While the threat of ASF is very real, Mr. Roy acknowledged the strong, well-established animal health system in Canada and the critical role producers have in keeping the disease at bay. “Pork producers have invested heavily in traceability, biosecurity, extension and research” explains Mr. Roy. “We are very thankful for the great collaboration between government and industry stakeholders, here, and abroad, to prevent the virus from reaching our herds, and to prepare for that eventuality” he adds.

In addition to multiple measures being put in place to prevent and prepare for an ASF outbreak in Canada, the pork sector believes there are four key priorities to address:

  1. Wild pigs, an invasive species, must be eradicated.
  2. Biosecurity measures – both on the farm and at the border – must be enhanced to prevent disease entry.
  3. Our traceability, biosecurity and surveillance systems must be strengthened to ensure they support rapid zoning and the reopening of our export markets.
  4. Communication with a wide range of differing stakeholders, both before and during an outbreak, must be addressed.
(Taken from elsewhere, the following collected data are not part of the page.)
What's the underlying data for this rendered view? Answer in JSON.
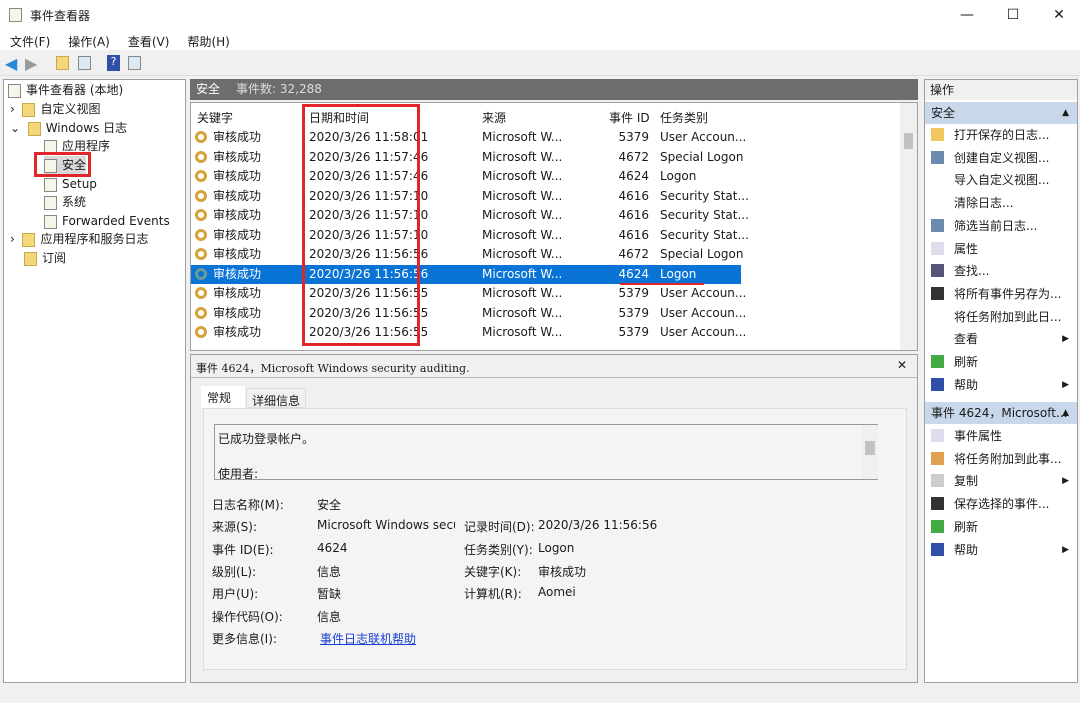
{
  "window": {
    "title": "事件查看器",
    "minimize": "—",
    "maximize": "☐",
    "close": "✕"
  },
  "menu": [
    "文件(F)",
    "操作(A)",
    "查看(V)",
    "帮助(H)"
  ],
  "tree": {
    "root": "事件查看器 (本地)",
    "custom": "自定义视图",
    "windows_logs": "Windows 日志",
    "items": [
      "应用程序",
      "安全",
      "Setup",
      "系统",
      "Forwarded Events"
    ],
    "app_service": "应用程序和服务日志",
    "subscriptions": "订阅"
  },
  "header": {
    "log": "安全",
    "count": "事件数: 32,288"
  },
  "columns": {
    "keyword": "关键字",
    "datetime": "日期和时间",
    "source": "来源",
    "id": "事件 ID",
    "task": "任务类别"
  },
  "rows": [
    {
      "k": "审核成功",
      "d": "2020/3/26 11:58:01",
      "s": "Microsoft W...",
      "id": "5379",
      "t": "User Accoun..."
    },
    {
      "k": "审核成功",
      "d": "2020/3/26 11:57:46",
      "s": "Microsoft W...",
      "id": "4672",
      "t": "Special Logon"
    },
    {
      "k": "审核成功",
      "d": "2020/3/26 11:57:46",
      "s": "Microsoft W...",
      "id": "4624",
      "t": "Logon"
    },
    {
      "k": "审核成功",
      "d": "2020/3/26 11:57:10",
      "s": "Microsoft W...",
      "id": "4616",
      "t": "Security Stat..."
    },
    {
      "k": "审核成功",
      "d": "2020/3/26 11:57:10",
      "s": "Microsoft W...",
      "id": "4616",
      "t": "Security Stat..."
    },
    {
      "k": "审核成功",
      "d": "2020/3/26 11:57:10",
      "s": "Microsoft W...",
      "id": "4616",
      "t": "Security Stat..."
    },
    {
      "k": "审核成功",
      "d": "2020/3/26 11:56:56",
      "s": "Microsoft W...",
      "id": "4672",
      "t": "Special Logon"
    },
    {
      "k": "审核成功",
      "d": "2020/3/26 11:56:56",
      "s": "Microsoft W...",
      "id": "4624",
      "t": "Logon"
    },
    {
      "k": "审核成功",
      "d": "2020/3/26 11:56:55",
      "s": "Microsoft W...",
      "id": "5379",
      "t": "User Accoun..."
    },
    {
      "k": "审核成功",
      "d": "2020/3/26 11:56:55",
      "s": "Microsoft W...",
      "id": "5379",
      "t": "User Accoun..."
    },
    {
      "k": "审核成功",
      "d": "2020/3/26 11:56:55",
      "s": "Microsoft W...",
      "id": "5379",
      "t": "User Accoun..."
    }
  ],
  "detail": {
    "title": "事件 4624，Microsoft Windows security auditing.",
    "tabs": [
      "常规",
      "详细信息"
    ],
    "message": "已成功登录帐户。",
    "message_cut": "使用者:",
    "fields": {
      "log_name_l": "日志名称(M):",
      "log_name": "安全",
      "source_l": "来源(S):",
      "source": "Microsoft Windows secur",
      "recorded_l": "记录时间(D):",
      "recorded": "2020/3/26 11:56:56",
      "id_l": "事件 ID(E):",
      "id": "4624",
      "task_l": "任务类别(Y):",
      "task": "Logon",
      "level_l": "级别(L):",
      "level": "信息",
      "keyword_l": "关键字(K):",
      "keyword": "审核成功",
      "user_l": "用户(U):",
      "user": "暂缺",
      "computer_l": "计算机(R):",
      "computer": "Aomei",
      "opcode_l": "操作代码(O):",
      "opcode": "信息",
      "more_l": "更多信息(I):",
      "more": "事件日志联机帮助"
    }
  },
  "actions": {
    "title": "操作",
    "group1": "安全",
    "g1": [
      "打开保存的日志...",
      "创建自定义视图...",
      "导入自定义视图...",
      "清除日志...",
      "筛选当前日志...",
      "属性",
      "查找...",
      "将所有事件另存为...",
      "将任务附加到此日...",
      "查看",
      "刷新",
      "帮助"
    ],
    "group2": "事件 4624，Microsoft...",
    "g2": [
      "事件属性",
      "将任务附加到此事...",
      "复制",
      "保存选择的事件...",
      "刷新",
      "帮助"
    ]
  }
}
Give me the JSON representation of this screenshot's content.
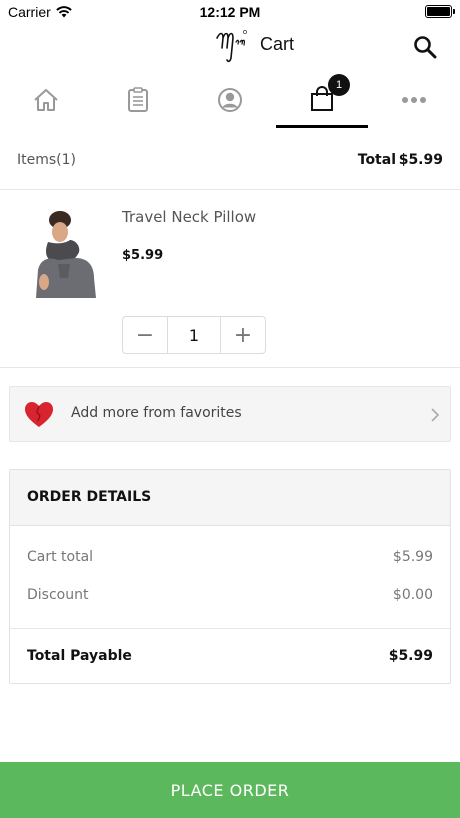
{
  "status_bar": {
    "carrier": "Carrier",
    "time": "12:12 PM"
  },
  "header": {
    "title": "Cart",
    "logo_text": "Mim"
  },
  "tabs": [
    {
      "name": "home",
      "icon": "home-icon"
    },
    {
      "name": "orders",
      "icon": "clipboard-icon"
    },
    {
      "name": "account",
      "icon": "user-icon"
    },
    {
      "name": "cart",
      "icon": "shopping-bag-icon",
      "badge": "1",
      "active": true
    },
    {
      "name": "more",
      "icon": "more-icon"
    }
  ],
  "summary": {
    "items_label": "Items(1)",
    "total_label": "Total",
    "total_value": "$5.99"
  },
  "cart_item": {
    "name": "Travel Neck Pillow",
    "price": "$5.99",
    "quantity": "1",
    "minus": "−",
    "plus": "+"
  },
  "favorites": {
    "label": "Add more from favorites"
  },
  "order_details": {
    "heading": "ORDER DETAILS",
    "cart_total_label": "Cart total",
    "cart_total_value": "$5.99",
    "discount_label": "Discount",
    "discount_value": "$0.00",
    "total_payable_label": "Total Payable",
    "total_payable_value": "$5.99"
  },
  "cta": {
    "label": "PLACE ORDER"
  },
  "colors": {
    "accent_green": "#5cb85c",
    "heart_red": "#d9232e"
  }
}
Rick Bergman, CPC Chair notes the need for increased resources: “To date, our response has been to simply roll up our sleeves and work a little harder. Very few new resources, apart from the detector dogs, have been brought to the battle. While this has yielded good results over the short-term, it is not sustainable.”

Over the next few weeks, the Canadian Pork Council is asking that funding be put in place under the Canadian Agricultural Partnerships Program to address the immediate priorities.  In addition, Minister Bibeau proceed with the establishment of the national Pork Promotion and Research Agency.

In 2016, the Farm Products Council of Canada completed its formal review of the Canadian Pork Council’s proposal for a promotion and research agency.   It was the Farm Products Council’s conclusion that an agency should be established.  Unfortunately, the Government of Canada continues to deny the pork sector access to this badly needed source of private sector funding.

“Armed with additional resources we will protect the sector, ensure it continues to provide Canadians with a secure supply of nutritious, high-quality pork and that it remains an important contributor to the Canadian economy” concludes René Roy.

The Canadian Pork Council is the national voice for hog producers in Canada. A federation of nine provincial pork industry associations representing 7,000 farms, the organization plays a leadership role in achieving and maintaining a dynamic and prosperous Canadian pork sector.